Coinbase now lets global traders gain continuous, leveraged exposure to major US stocks using perpetual futures, expanding beyond crypto into traditional assets while targeting demand for 24/7 trading.
The stock market closes. These don’t.
Stock perpetual futures are now live for:$AAPL$MSFT$GOOGL$AMZN$NVDA$META$TSLA$SPY$QQQ
Now trading 24/7 for eligible traders outside the US.
Read more: https://t.co/EeLpluhtxa pic.twitter.com/AvRN11X9Bh
— Coinbase Markets 🛡️ (@CoinbaseMarkets) March 20, 2026
The new product covers seven technology stocks, including Apple, NVIDIA, Tesla, Microsoft, Amazon, Alphabet, and Meta, along with ETF perpetual futures.
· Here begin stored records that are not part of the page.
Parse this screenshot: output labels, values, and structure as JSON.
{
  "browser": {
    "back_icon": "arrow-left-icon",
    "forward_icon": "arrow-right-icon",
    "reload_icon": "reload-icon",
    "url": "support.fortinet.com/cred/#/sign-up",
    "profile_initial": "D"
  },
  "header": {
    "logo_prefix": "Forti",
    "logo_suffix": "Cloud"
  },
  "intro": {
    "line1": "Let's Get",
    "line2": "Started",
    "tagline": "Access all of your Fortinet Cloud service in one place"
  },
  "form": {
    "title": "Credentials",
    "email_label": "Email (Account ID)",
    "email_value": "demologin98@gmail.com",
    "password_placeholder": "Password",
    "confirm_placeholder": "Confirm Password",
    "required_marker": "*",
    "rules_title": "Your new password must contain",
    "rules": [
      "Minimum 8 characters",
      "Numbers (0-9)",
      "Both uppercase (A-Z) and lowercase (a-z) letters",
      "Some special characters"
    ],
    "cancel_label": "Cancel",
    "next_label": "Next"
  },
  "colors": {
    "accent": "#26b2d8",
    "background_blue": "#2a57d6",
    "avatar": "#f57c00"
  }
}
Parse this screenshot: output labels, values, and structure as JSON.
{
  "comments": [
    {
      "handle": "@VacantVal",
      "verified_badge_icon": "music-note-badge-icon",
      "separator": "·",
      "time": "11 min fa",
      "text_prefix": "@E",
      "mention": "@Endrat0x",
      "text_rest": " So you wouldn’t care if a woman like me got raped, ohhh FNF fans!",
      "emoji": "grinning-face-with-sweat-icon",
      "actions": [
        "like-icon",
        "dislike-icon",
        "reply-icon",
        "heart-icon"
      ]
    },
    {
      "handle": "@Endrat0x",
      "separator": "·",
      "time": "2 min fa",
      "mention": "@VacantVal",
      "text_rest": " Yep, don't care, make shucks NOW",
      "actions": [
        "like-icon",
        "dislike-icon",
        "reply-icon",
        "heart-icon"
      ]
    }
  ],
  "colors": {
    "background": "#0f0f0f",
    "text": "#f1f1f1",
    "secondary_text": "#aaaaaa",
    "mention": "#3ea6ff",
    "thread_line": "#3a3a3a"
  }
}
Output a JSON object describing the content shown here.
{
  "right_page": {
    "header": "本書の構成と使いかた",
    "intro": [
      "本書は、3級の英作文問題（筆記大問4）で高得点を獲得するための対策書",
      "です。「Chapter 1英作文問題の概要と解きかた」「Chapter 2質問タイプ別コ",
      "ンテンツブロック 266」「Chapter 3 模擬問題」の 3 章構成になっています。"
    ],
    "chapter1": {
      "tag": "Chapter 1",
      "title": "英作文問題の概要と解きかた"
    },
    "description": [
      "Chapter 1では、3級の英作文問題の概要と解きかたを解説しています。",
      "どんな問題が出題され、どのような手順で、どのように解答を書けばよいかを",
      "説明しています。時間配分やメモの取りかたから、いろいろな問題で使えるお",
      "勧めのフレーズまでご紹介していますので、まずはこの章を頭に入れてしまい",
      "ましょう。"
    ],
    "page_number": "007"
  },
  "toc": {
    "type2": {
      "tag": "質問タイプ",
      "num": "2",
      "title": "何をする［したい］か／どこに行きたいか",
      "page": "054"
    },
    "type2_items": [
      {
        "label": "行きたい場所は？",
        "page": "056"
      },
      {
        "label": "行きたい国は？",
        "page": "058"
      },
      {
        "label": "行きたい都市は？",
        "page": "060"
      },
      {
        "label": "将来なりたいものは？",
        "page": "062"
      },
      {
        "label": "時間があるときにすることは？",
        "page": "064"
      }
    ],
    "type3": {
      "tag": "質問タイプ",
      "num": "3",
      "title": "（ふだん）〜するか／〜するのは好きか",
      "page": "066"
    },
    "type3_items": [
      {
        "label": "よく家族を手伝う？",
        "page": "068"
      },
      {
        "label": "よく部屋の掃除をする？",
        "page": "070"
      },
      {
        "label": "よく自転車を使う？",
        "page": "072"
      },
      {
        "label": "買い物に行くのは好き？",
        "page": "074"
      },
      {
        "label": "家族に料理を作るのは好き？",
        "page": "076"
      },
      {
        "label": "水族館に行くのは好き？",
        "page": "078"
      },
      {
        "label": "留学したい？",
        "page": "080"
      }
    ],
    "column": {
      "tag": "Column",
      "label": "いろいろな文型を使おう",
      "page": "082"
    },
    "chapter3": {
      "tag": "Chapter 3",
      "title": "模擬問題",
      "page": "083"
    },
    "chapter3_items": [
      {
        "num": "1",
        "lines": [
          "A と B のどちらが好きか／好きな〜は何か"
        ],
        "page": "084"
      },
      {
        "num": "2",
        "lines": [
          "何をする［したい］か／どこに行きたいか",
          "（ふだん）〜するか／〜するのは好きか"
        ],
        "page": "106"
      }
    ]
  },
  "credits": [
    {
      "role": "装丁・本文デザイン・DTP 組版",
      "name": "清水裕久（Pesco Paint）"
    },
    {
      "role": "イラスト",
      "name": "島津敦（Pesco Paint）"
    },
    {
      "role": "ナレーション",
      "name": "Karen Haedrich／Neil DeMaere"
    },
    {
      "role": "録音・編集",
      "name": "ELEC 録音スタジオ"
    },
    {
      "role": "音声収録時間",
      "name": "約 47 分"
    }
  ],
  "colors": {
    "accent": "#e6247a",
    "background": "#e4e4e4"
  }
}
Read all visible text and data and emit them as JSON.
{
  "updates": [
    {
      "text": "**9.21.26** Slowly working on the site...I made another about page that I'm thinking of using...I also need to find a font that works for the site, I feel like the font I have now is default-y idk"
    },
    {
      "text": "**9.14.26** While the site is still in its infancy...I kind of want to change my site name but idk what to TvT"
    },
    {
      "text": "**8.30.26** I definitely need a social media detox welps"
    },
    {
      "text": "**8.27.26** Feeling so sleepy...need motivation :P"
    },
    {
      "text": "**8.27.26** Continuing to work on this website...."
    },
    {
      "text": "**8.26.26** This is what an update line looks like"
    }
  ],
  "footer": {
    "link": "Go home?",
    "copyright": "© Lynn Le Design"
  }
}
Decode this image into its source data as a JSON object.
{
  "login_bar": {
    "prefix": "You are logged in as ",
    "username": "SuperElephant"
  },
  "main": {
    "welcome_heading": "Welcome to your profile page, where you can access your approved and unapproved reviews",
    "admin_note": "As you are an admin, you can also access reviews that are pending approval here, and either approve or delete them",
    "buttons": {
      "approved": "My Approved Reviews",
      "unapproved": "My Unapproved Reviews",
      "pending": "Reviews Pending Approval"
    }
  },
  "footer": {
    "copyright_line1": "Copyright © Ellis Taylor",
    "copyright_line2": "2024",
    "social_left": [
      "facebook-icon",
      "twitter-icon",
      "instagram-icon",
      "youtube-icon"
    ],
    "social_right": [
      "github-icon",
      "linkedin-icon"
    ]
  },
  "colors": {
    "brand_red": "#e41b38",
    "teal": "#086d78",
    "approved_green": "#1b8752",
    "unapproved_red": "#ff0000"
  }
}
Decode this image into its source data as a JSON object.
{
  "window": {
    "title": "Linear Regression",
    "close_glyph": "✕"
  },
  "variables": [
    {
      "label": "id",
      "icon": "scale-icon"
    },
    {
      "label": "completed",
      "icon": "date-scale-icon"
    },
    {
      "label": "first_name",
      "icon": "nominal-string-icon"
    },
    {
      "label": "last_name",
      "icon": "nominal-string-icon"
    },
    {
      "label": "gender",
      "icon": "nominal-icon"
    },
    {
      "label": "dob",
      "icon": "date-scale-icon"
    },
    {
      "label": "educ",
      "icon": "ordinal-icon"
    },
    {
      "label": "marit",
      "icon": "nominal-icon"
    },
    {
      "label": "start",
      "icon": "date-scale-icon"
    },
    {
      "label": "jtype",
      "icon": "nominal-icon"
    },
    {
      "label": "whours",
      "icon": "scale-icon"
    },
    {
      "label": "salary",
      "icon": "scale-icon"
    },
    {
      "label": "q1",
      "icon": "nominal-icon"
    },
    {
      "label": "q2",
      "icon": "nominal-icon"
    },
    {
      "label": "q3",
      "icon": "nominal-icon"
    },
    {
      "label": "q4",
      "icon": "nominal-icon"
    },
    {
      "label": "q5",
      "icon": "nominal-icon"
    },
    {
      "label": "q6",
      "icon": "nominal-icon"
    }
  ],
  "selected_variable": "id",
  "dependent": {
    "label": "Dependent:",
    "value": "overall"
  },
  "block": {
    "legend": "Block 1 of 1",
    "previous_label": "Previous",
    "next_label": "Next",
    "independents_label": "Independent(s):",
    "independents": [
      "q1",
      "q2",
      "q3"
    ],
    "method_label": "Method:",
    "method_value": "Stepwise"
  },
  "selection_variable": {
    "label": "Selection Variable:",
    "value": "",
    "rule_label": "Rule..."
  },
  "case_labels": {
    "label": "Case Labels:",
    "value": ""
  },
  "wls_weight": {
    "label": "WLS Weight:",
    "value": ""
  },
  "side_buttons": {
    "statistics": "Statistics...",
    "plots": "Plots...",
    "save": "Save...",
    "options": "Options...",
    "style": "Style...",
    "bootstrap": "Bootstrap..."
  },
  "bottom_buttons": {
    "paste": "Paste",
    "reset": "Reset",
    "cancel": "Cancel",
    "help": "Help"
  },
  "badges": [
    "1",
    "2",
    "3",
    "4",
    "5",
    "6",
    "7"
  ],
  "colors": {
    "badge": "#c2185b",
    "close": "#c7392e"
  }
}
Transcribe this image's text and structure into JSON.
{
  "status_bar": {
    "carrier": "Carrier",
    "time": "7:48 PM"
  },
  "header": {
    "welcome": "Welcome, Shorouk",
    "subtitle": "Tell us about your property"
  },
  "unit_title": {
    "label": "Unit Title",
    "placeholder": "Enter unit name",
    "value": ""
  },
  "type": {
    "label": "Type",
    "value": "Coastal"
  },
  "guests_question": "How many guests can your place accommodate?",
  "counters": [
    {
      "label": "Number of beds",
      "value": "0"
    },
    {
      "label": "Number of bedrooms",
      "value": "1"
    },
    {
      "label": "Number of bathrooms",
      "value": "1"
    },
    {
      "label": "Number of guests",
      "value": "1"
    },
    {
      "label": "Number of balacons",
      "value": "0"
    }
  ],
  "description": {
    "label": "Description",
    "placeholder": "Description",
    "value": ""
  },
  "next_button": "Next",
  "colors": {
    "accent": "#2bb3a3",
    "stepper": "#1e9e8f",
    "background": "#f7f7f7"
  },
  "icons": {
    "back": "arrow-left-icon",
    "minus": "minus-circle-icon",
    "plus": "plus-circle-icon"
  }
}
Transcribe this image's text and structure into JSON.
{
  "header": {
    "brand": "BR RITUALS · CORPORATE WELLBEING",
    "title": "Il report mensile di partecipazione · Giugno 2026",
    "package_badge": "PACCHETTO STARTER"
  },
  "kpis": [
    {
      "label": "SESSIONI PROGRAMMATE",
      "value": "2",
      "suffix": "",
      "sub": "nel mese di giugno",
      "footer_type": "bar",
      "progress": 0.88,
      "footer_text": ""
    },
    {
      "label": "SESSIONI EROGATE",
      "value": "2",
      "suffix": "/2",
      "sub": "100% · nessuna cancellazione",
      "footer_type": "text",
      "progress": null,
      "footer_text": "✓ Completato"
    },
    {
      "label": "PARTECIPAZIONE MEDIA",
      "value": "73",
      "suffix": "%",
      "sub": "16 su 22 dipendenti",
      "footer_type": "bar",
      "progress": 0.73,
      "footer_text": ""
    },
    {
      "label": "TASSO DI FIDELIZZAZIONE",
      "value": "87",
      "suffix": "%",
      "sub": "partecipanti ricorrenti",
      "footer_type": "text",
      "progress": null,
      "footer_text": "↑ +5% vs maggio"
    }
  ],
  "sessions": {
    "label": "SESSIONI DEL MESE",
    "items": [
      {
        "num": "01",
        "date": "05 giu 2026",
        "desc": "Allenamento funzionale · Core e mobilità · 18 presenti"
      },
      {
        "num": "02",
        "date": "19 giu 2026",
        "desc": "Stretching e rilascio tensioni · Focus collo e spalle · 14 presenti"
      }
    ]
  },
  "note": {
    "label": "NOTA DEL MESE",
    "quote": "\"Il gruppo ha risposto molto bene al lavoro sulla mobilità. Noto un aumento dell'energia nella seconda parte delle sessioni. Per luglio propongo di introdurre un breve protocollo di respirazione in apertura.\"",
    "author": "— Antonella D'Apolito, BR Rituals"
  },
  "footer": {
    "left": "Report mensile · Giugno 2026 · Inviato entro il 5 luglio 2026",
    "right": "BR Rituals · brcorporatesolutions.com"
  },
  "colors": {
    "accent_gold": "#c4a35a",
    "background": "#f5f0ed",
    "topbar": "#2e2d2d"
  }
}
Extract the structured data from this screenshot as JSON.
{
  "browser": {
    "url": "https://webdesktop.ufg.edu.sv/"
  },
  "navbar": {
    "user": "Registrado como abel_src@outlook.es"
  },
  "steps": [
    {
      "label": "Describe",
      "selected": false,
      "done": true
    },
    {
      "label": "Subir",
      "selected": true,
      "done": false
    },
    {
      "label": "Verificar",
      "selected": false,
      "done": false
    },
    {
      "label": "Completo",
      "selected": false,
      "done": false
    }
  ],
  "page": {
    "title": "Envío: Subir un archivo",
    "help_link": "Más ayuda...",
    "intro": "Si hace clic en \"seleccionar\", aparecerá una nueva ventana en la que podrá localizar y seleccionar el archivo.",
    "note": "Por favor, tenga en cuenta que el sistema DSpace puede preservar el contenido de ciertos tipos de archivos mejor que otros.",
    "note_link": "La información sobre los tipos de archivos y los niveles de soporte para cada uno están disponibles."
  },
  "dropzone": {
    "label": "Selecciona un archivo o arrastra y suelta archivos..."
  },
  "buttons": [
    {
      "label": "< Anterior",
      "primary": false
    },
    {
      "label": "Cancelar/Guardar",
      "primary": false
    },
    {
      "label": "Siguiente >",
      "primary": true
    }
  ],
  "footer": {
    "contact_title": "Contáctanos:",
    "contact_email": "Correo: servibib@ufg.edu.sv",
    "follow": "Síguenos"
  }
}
The contracts settle in USD Coin (USDC), a dollar-pegged stablecoin, and offer leverage of up to 10x on single stocks and up to 20x on ETF perpetuals, allowing international traders to take amplified positions in US equity price movements without a traditional brokerage account. They also support cross-margining across perpetual futures and spot positions, improving capital efficiency.
Access is available to retail users via Coinbase’s advanced trading interface and APIs, with institutional trading supported through its international exchange, all within a 24/7 market environment that includes weekends.
Why perpetual futures in stocks?
Traditional US stock exchanges close each weekday afternoon and stay dark on weekends and holidays, creating gaps that global investors have long found frustrating.
Perpetual futures carry no expiration date and continuously track the underlying asset’s spot price through a funding rate mechanism.
The move targets growing global demand for round-the-clock equity trading, especially in regions with limited access to US markets. It also advances the company’s goal of building an “everything exchange,” combining multiple asset classes into one system.
Regulatory and product development
Over the past year, Coinbase has established the groundwork for this move through key regulatory and product milestones. The exchange introduced crypto perpetual futures for US retail customers in mid-2025, primarily under CFTC oversight for commodity derivatives.
The firm then expanded crypto derivatives into Europe under a MiFID II license from the Cyprus Securities and Exchange Commission, secured via its 2024 Bux acquisition, reaching traders across 26 countries in a March 2026 rollout that aligned closely with its stock index futures launch.